Aber bitte mit Sake
Zugfahrten, auch ich habe mir daher eine der typischen Lunch-Schachteln gekauft, die mit Reis, Fleischstücken oder Fisch, eingelegtem oder gekochtem Gemüse und Salat gefüllt ist. Im Zug werfe ich einen Blick in meinen Reiseführer:
Südlich vom Fuji, dem höchsten Berg Japans, und 90 km westlich von Tokio befinden sich in der Gegend um Hakone Seen, Berge und Onsen, heiße Bäder.

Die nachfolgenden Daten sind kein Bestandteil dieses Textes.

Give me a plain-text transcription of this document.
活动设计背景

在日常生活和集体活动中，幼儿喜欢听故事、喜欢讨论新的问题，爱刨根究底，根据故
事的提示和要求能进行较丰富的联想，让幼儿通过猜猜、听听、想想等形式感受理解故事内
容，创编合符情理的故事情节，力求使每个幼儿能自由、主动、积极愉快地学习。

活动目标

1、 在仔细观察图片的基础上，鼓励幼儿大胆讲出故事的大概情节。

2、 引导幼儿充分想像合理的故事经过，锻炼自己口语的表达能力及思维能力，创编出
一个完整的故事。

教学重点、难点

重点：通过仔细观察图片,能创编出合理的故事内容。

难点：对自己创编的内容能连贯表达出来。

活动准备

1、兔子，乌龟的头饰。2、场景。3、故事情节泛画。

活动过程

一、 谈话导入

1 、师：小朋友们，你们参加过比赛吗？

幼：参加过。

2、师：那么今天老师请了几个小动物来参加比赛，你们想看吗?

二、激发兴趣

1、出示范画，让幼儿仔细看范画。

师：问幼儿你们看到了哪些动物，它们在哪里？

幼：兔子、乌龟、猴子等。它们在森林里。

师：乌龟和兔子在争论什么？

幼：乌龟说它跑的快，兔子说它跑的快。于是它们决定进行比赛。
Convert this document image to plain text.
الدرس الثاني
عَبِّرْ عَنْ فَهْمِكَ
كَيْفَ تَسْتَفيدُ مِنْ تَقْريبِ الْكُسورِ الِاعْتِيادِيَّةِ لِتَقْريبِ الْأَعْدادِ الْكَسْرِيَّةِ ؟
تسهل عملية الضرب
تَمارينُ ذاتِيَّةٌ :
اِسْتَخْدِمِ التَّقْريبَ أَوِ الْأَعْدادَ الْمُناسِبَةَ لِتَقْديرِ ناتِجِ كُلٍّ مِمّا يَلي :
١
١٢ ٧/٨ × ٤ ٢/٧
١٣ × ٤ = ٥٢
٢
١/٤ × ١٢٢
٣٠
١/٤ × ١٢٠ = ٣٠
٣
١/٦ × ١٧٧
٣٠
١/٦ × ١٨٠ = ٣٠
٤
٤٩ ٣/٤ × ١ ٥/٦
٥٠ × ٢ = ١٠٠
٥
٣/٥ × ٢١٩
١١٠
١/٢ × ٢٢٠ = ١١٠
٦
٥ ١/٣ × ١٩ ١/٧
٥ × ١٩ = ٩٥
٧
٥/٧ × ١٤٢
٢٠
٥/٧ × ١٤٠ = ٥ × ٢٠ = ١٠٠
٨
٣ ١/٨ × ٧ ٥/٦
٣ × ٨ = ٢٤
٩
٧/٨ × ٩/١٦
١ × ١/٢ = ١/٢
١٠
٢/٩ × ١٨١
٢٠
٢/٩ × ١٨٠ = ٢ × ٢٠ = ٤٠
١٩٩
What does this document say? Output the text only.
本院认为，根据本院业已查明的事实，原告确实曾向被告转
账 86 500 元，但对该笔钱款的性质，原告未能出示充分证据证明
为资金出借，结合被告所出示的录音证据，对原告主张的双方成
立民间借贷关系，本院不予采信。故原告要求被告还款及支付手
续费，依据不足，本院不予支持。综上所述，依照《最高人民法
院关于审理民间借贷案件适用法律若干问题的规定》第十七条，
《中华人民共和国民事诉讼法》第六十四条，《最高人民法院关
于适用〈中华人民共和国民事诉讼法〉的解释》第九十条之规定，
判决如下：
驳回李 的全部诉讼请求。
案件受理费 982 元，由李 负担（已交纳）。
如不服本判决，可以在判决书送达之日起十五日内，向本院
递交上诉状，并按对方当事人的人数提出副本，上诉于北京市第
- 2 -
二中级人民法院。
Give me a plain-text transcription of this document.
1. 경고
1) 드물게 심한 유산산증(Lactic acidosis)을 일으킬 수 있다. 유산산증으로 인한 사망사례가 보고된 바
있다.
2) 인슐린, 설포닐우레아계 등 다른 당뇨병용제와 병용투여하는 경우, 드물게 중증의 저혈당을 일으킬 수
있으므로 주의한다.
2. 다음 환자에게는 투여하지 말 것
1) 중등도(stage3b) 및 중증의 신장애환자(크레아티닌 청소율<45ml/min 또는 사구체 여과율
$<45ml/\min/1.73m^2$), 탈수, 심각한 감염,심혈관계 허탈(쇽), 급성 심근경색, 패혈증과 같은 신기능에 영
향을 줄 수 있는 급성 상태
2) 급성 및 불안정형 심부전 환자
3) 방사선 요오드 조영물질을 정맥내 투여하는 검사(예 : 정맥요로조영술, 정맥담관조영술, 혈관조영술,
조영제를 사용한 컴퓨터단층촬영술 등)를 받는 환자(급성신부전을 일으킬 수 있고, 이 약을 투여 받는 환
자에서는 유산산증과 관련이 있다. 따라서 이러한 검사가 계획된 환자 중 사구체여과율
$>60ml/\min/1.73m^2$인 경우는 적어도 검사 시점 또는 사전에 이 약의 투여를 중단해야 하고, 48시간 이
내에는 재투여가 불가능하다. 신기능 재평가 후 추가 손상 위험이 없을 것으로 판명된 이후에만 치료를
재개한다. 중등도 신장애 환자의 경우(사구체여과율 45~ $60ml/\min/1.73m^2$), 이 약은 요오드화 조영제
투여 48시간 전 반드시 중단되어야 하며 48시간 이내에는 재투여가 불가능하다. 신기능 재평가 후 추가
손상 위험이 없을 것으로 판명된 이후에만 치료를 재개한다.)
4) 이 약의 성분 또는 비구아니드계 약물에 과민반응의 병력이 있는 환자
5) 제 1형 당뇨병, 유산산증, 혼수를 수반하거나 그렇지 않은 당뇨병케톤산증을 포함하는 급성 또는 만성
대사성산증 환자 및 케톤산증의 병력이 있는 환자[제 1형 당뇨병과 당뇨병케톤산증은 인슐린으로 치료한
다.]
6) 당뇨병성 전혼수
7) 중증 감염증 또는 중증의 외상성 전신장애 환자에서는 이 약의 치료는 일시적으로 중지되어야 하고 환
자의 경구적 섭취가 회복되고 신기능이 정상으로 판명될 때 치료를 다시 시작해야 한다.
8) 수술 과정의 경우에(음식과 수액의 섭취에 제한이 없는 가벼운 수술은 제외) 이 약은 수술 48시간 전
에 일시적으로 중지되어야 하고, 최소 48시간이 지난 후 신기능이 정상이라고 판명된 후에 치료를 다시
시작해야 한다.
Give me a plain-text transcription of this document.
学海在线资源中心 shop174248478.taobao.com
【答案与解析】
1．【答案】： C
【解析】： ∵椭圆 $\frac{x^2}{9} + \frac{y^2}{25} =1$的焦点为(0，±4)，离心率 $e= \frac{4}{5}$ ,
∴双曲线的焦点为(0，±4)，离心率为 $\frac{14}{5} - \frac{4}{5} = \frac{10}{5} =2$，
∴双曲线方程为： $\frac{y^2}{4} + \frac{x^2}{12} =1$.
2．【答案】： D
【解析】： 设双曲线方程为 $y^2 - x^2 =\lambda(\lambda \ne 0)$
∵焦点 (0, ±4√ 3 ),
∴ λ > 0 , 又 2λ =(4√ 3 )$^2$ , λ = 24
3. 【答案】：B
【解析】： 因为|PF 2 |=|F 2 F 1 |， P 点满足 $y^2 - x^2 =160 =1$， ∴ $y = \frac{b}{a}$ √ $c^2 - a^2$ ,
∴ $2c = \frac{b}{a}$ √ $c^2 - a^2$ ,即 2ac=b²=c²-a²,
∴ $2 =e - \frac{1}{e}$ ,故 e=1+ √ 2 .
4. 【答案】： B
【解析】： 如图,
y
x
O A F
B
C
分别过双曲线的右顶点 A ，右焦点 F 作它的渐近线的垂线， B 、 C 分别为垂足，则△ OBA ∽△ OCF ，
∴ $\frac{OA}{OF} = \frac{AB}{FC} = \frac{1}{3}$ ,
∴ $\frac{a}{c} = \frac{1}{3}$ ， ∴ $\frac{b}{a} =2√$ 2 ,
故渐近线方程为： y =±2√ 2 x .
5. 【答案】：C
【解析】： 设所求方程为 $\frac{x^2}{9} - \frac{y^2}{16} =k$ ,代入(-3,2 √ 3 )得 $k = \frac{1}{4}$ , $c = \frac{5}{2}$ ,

Ein ruhiger Ort, zumindest von Montag bis Freitag, wenn der Strom von Wochenendbesuchern abgereist ist. Die meisten Gäste benutzen den Hakone-Tagespass, um mit der Seilbahn zu fahren oder auf einem historischen Schiff einen der Seen zu überqueren. Bei gutem Wetter hat man von hier aus einen fantastischen Blick auf den Mount Fuji.
Ich lege mein Buch zur Seite und schaue aus dem Fenster. Draußen fliegt die Landschaft vorbei. Ab und zu erkenne ich ein paar Häuser; sie sind klein und flach und architektonisch nicht sonderlich ansprechend. Im Gegensatz zu den Wolkenkratzern in Tokio sehen sie nicht so aus, als würden sie ein weiteres Erdbeben überstehen.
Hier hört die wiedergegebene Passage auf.